Poi, una volta montato in opera e prima di inserire l’asse, lo riempio con del grasso che ho diluito con olio fine (tipo macchine per cucire). In questo modo l’intercapedine che si trova all’interno sarà piena di grasso che, oltre a lubrificare il tutto, impedirà l’entrata dell’acqua.
Adesso cominciamo a salire e dedichiamoci alla costruzione delle sovrastrutture. E’ una fase che può dare molte soddisfazioni perché dalla loro qualità dipende il risultato dell’intero lavoro.
Torno a ripetere che devono essere molto leggere. In un modello navigante ogni peso è importante e più i pesi sono in alto più gli effetti sulla stabilità sono negativi.
Qui vediamo come Mario ha costruito la timoneria e come abbia curato che fosse molto leggera: notate lo spessore delle pareti e i listelli di balsa agli angoli.
Sul modello devono essere sistemati i ponti. Su un’imbarcazione di dimensioni modeste può esistere un solo ponte che coincide, di norma, con il ponte di coperta.
Sovente, ci sono anche il ponte di comando, il castello di prora, il cassero di poppa, ecc.
Su navi maggiori, soprattutto su navi passeggeri, ci sono ponti passeggiata, ponte sole, ecc.
Poi ci sono le tughe e gli osteriggi. I ponti appoggiano sui bagli, che sono le travi trasversali che uniscono, superiormente, le estremità delle ordinate.
In un modello i ponti possono essere realizzati con compensato di betulla dello spessore di 1 mm. Su navi da carico i ponti sono normalmente pitturati. Su imbarcazioni di pregio o su navi passeggeri i ponti sono rivestiti in teak. In un modello il ponte può essere rivestito con striscioline di impiallaciatura, tagliate a misura e incollate.
Scendendo più nel dettaglio troviamo la ciminiera, che nelle navi maggiori può essere più di una. Le maniche a vento che, nelle navi più vecchie, venivano orientate per funzionare da ventilatori o da estrattori. Poi ci sono le scialuppe con relative gru per la messa a mare. Gli alberi e i picchi di carico.
Ma voi guardate bene il disegno del modello che state costruendo e, possibilmente, le fotografie della nave che volete riprodurre. Trovate i verricelli e le ancore, gli argani, le bitte, i rotoli di cavo, le ciambelle di salvataggio, le biscagline, e via così.
Sono tutti quei particolari che, se ben riprodotti, daranno, al modello, l’aspetto finito e curato che vi darà grande soddisfazione.

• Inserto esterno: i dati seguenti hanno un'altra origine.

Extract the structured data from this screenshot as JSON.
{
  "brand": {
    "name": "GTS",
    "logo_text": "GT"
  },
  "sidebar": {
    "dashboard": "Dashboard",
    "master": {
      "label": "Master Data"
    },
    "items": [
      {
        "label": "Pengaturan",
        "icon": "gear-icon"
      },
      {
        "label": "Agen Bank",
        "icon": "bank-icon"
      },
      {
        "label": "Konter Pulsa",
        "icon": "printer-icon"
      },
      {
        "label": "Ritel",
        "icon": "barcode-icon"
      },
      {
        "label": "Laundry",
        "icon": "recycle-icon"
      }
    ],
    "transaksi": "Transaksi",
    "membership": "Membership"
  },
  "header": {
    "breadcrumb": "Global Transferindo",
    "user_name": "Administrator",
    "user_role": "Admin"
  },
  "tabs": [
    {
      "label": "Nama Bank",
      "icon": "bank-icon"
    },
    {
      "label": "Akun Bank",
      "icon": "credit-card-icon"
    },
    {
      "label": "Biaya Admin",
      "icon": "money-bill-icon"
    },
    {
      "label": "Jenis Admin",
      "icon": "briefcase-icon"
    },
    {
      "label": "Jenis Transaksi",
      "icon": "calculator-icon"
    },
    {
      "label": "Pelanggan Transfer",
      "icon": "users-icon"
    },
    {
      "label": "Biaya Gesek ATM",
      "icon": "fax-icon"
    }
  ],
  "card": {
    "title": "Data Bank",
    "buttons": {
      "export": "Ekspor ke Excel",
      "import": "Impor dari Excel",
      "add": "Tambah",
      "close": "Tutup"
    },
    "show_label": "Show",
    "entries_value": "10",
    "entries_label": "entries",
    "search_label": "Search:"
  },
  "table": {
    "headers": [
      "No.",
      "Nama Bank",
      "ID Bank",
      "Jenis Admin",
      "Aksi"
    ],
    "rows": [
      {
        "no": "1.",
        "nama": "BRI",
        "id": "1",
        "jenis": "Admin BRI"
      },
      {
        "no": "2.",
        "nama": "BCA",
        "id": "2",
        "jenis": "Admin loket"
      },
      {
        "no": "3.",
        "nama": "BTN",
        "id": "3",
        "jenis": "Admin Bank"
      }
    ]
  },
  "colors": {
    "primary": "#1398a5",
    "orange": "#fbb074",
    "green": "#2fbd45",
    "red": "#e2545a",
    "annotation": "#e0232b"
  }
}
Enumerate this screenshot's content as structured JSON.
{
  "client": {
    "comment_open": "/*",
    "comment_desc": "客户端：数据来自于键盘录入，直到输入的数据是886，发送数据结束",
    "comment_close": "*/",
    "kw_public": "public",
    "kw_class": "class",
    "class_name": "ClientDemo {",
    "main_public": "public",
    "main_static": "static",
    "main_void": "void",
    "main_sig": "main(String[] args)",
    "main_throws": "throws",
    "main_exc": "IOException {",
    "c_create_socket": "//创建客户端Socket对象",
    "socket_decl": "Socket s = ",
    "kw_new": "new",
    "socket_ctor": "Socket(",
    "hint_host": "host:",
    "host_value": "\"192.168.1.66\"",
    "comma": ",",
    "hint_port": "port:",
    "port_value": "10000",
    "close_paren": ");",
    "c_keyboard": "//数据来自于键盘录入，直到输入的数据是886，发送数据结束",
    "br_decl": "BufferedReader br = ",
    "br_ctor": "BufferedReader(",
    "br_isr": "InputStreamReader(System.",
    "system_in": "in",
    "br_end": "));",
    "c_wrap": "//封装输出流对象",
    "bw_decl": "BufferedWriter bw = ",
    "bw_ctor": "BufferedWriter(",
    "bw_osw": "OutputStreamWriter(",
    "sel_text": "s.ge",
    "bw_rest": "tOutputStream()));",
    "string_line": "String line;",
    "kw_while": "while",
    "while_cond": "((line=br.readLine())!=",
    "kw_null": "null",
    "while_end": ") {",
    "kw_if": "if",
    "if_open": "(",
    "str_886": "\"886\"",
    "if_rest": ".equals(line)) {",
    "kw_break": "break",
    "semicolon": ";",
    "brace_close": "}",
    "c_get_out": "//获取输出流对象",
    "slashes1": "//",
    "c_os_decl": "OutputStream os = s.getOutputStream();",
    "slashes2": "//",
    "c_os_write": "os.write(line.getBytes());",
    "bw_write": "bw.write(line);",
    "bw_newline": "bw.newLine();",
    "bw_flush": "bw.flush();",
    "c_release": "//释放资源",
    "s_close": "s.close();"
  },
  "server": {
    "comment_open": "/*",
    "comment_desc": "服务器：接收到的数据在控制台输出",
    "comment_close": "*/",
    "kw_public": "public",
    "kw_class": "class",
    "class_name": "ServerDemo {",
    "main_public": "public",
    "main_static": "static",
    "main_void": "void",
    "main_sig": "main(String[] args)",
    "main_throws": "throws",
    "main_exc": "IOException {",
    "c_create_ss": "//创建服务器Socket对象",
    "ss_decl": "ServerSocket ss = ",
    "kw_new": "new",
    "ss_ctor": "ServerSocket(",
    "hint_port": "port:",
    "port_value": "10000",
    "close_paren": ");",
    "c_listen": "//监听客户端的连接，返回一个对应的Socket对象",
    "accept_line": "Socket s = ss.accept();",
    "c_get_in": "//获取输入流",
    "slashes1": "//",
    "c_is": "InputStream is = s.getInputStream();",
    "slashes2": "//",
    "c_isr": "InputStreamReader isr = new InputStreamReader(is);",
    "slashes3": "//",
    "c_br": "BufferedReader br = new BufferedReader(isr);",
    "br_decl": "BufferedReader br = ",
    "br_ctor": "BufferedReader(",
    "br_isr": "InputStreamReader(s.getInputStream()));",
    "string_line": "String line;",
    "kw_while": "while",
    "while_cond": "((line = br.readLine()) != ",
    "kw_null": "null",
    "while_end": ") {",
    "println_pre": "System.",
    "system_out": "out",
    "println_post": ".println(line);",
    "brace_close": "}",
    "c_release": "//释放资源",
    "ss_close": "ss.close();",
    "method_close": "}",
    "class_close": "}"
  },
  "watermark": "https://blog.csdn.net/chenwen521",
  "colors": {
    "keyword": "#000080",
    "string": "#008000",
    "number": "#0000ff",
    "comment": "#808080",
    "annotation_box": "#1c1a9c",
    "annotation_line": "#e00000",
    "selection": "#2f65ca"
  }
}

La verniciatura. Questo è un passaggio molto importante. Saranno proprio i colori che daranno alla vostra opera l’aspetto finito.
Personalmente preferisco pitturare i modelli con vernice opaca. Mi sembrano più realistici.

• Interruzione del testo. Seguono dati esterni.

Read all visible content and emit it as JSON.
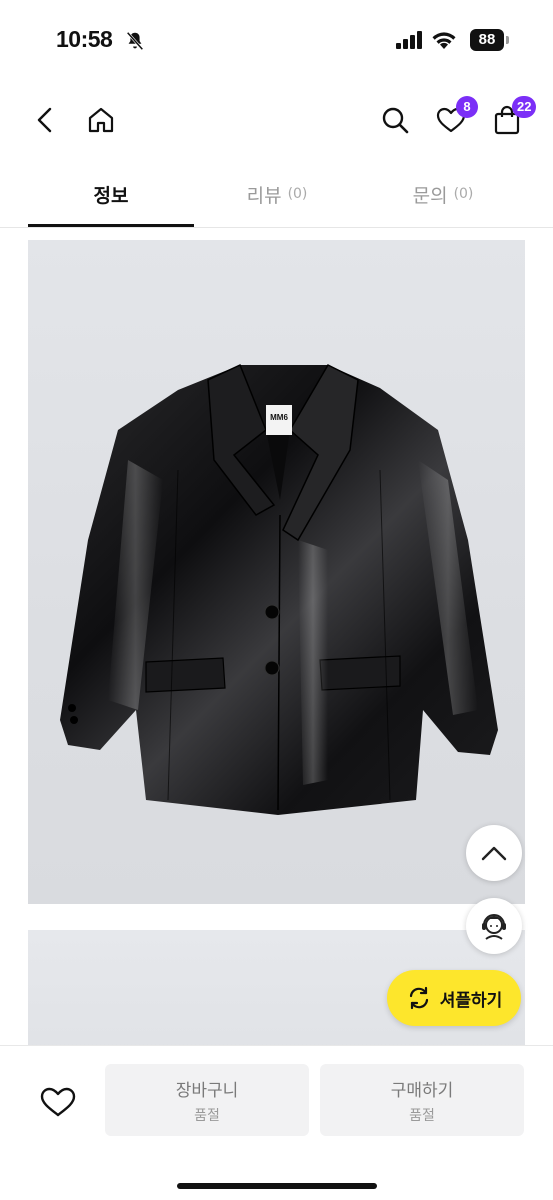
{
  "status_bar": {
    "time": "10:58",
    "battery": "88"
  },
  "header": {
    "wishlist_count": "8",
    "cart_count": "22",
    "icons": [
      "back-icon",
      "home-icon",
      "search-icon",
      "heart-icon",
      "shopping-bag-icon"
    ]
  },
  "tabs": [
    {
      "label": "정보",
      "count": ""
    },
    {
      "label": "리뷰",
      "count": "(0)"
    },
    {
      "label": "문의",
      "count": "(0)"
    }
  ],
  "product": {
    "garment_label": "MM6"
  },
  "floating": {
    "shuffle_label": "셔플하기"
  },
  "bottom_bar": {
    "cart_label": "장바구니",
    "cart_status": "품절",
    "buy_label": "구매하기",
    "buy_status": "품절"
  },
  "colors": {
    "accent_badge": "#7b2ff7",
    "shuffle_button": "#fde62c",
    "active_tab": "#111111"
  }
}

Da tempo ho adottato la pittura ad acqua satinata. E’ comoda, non puzza, è facile pulire i pennelli ... e le mani, resiste benissimo anche nei modelli naviganti.
Un piccolo trucco che mi ha insegnato un amico chimico. Bisogna aggiungere, a questa pittura, qualche goccia di detersivo per i piatti. Non ricordo più la sua spiegazione tecnica ma so che funziona: il colore si stende uniforme e non si vedono i segni delle pennellate.
L’artiglio era destinato a un impiego particolare: doveva recuperare materiale da grande profondità.
Per fare questo, abbiamo visto che i bravi palombari viareggini svilupparono attrezzature particolarmente efficaci.

Ma anche il nostro Mario, con la sua fantasia, ha saputo replicare quelle costruzioni ricorrendo a tanti piccoli trucchetti.
Lui ve li spiega bene sul sito www.modellisti3.com.
Io mi limito a proporvi un’immagine iniziale e i due scafandri finiti.
Come vedete il risultato è eccezionale.